Both Sides in Virginia Ballot Access Case File Final Briefs; Decision on Out-of-State Circulators Likely Soon

On June 21, both sides in Libertarian Party of Virginia v Judd filed simultaneous briefs for Summary Judgment. This means both sides agree that there is no need for a trial, and the next action will probably be a fairly quick decision from the judge. The issue is Virginia’s ban on out-of-state circulators.

The state’s brief says that the Libertarian Party successfully petitioned for President in all elections starting with 1988 in Virginia, so the party doesn’t really need any relief. The state also says that co-plaintiff Darryl Bonner, a professional petitioner who doesn’t live in Virginia and who wants to circulate in Virginia, has no real complaint either, because he is free to be accompanied by a Virginia resident.

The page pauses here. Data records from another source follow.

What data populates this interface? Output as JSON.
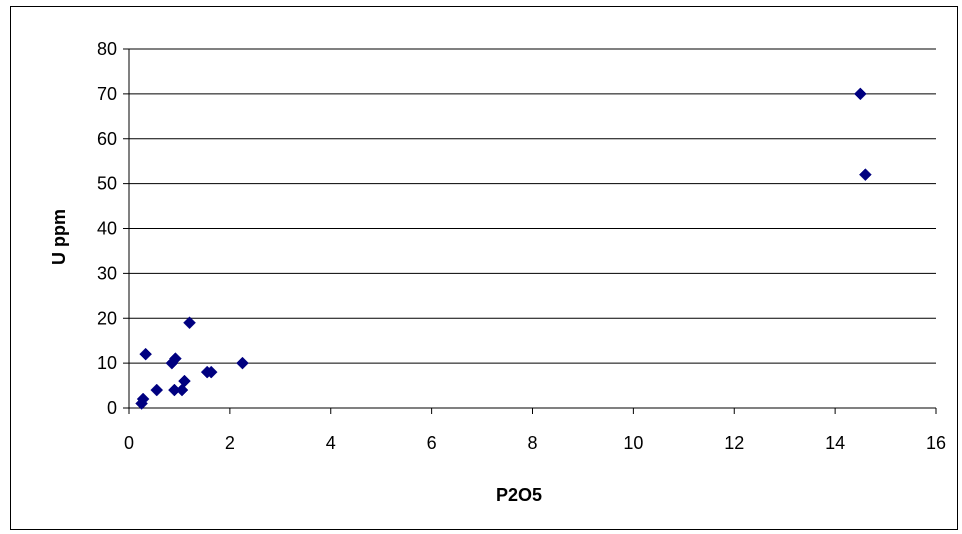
{
  "chart_data": {
    "type": "scatter",
    "title": "",
    "xlabel": "P2O5",
    "ylabel": "U ppm",
    "xlim": [
      0,
      16
    ],
    "ylim": [
      0,
      80
    ],
    "x_ticks": [
      0,
      2,
      4,
      6,
      8,
      10,
      12,
      14,
      16
    ],
    "y_ticks": [
      0,
      10,
      20,
      30,
      40,
      50,
      60,
      70,
      80
    ],
    "grid": "horizontal",
    "legend": "none",
    "marker": "diamond",
    "marker_color": "#000080",
    "series": [
      {
        "points": [
          [
            0.25,
            1
          ],
          [
            0.28,
            2
          ],
          [
            0.33,
            12
          ],
          [
            0.55,
            4
          ],
          [
            0.85,
            10
          ],
          [
            0.92,
            11
          ],
          [
            0.9,
            4
          ],
          [
            1.05,
            4
          ],
          [
            1.1,
            6
          ],
          [
            1.2,
            19
          ],
          [
            1.55,
            8
          ],
          [
            1.63,
            8
          ],
          [
            2.25,
            10
          ],
          [
            14.5,
            70
          ],
          [
            14.6,
            52
          ]
        ]
      }
    ]
  }
}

Also the state says that Bonner may not even have standing, because in a deposition he said he hurt his knee and doesn’t plan to do any work in the near future.

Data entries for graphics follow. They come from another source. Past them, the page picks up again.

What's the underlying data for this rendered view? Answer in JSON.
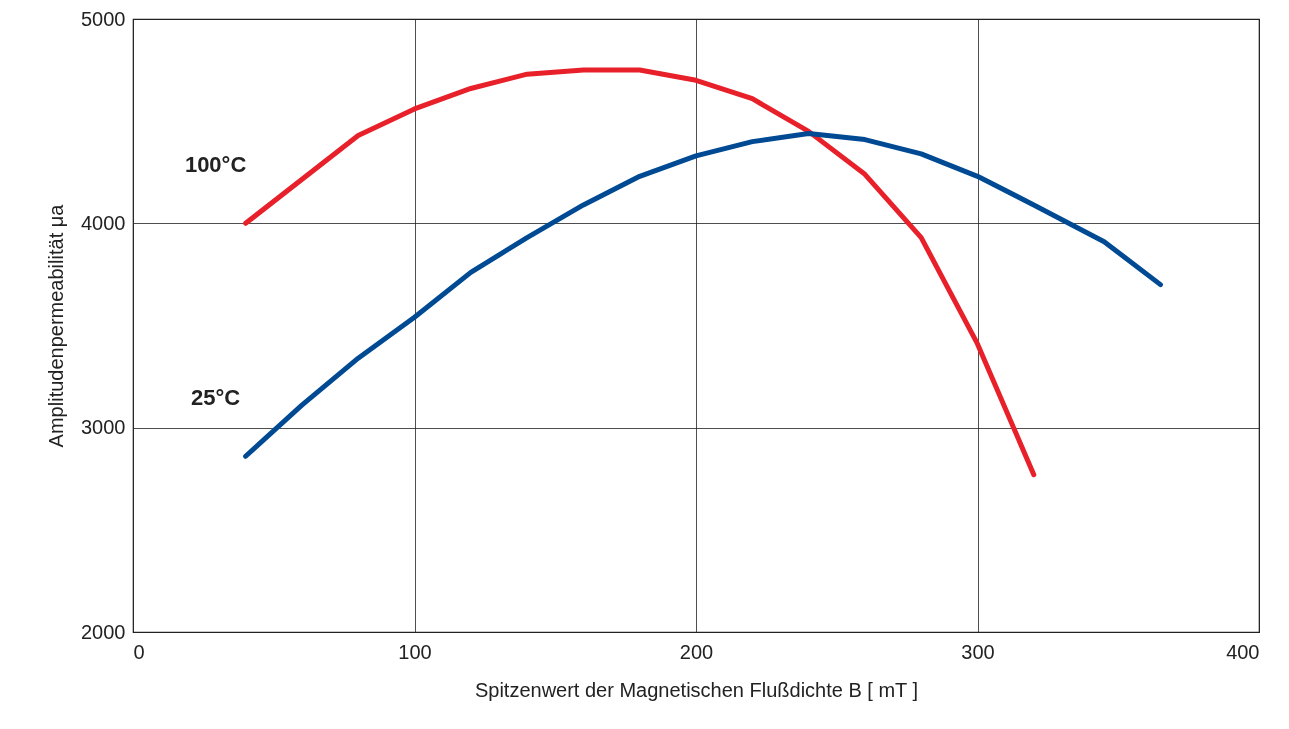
{
  "chart_data": {
    "type": "line",
    "xlabel": "Spitzenwert der Magnetischen Flußdichte B  [ mT ]",
    "ylabel": "Amplitudenpermeabilität  μa",
    "xlim": [
      0,
      400
    ],
    "xticks": [
      0,
      100,
      200,
      300,
      400
    ],
    "ylim": [
      2000,
      5000
    ],
    "yticks": [
      2000,
      3000,
      4000,
      5000
    ],
    "grid": true,
    "legend": false,
    "line_style": "solid",
    "marker": "none",
    "series": [
      {
        "name": "100°C",
        "color": "#e8202a",
        "x": [
          40,
          80,
          100,
          120,
          140,
          160,
          180,
          200,
          220,
          240,
          260,
          280,
          300,
          320
        ],
        "values": [
          4000,
          4430,
          4560,
          4660,
          4730,
          4750,
          4750,
          4700,
          4610,
          4450,
          4240,
          3930,
          3410,
          2770
        ]
      },
      {
        "name": "25°C",
        "color": "#004a94",
        "x": [
          40,
          60,
          80,
          100,
          120,
          140,
          160,
          180,
          200,
          220,
          240,
          260,
          280,
          300,
          320,
          345,
          365
        ],
        "values": [
          2860,
          3110,
          3340,
          3540,
          3760,
          3930,
          4090,
          4230,
          4330,
          4400,
          4440,
          4410,
          4340,
          4230,
          4090,
          3910,
          3700
        ]
      }
    ]
  }
}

The state’s brief is somewhat deceptive, because it says the Libertarian Party has not had trouble in the past, yet in 1984 the Libertarian Party’s petition drive for President failed in Virginia. The state’s brief makes no claim that there is any strong state interest in banning out-of-state circulators.

The Libertarian Party’s brief emphasizes that the party may have special need for outside circulators this year, because the state legislature and the Governor, by making late changes to the U.S. House districts, deprived all petitioning parties of their normal full petitioning time. The law says the petitions may start to circulate on January 1 of the election year, but in reality that was impossible this year because the petitions must list a candidate for presidential elector from each district, and until the district lines were final, the list of elector candidates couldn’t be finalized. Of course, the Libertarian Party brief also emphasizes that the overwhelming majority of precedents on the issue hold that bans on out-of-state circulators are unconstitutional.

Alabama Republican Party Endorsed Amending Election Laws to Provide for Party Registration

On June 24, the Alabama Republican Party Executive Committee approved a resolution that puts the party on record in favor of changing Alabama election laws to ask voters to choose a party on voter registration forms. The resolution was approved on a voice vote, and it was not unanimous, but there is no recorded vote.

Alabama, like most states in the South, has never had registration by party.

State Court is Adjudicating Who is the True Chair of the Connecticut Independent Party

A state court will soon decide who the actual chair of the Connecticut Independent Party is. See this story, which gives the details. The Independent Party of Connecticut is ballot-qualified for some offices, but not others. This is because, in Connecticut, a party is automatically ballot-qualified for all offices in which it received at least 1% of the vote in the last election.

The Independent Party is ballot-qualified for President, because in 2008 it polled 1.10% for its presidential nominee, Ralph Nader. It is also ballot-qualified for Governor-Lieutenant Governor, Secretary of State, Attorney General, Comptroller, and Treasurer, although those offices are all up in 2014, not 2012. It only got .98% for U.S. Senate in 2010 so it is not ballot-qualified for that office.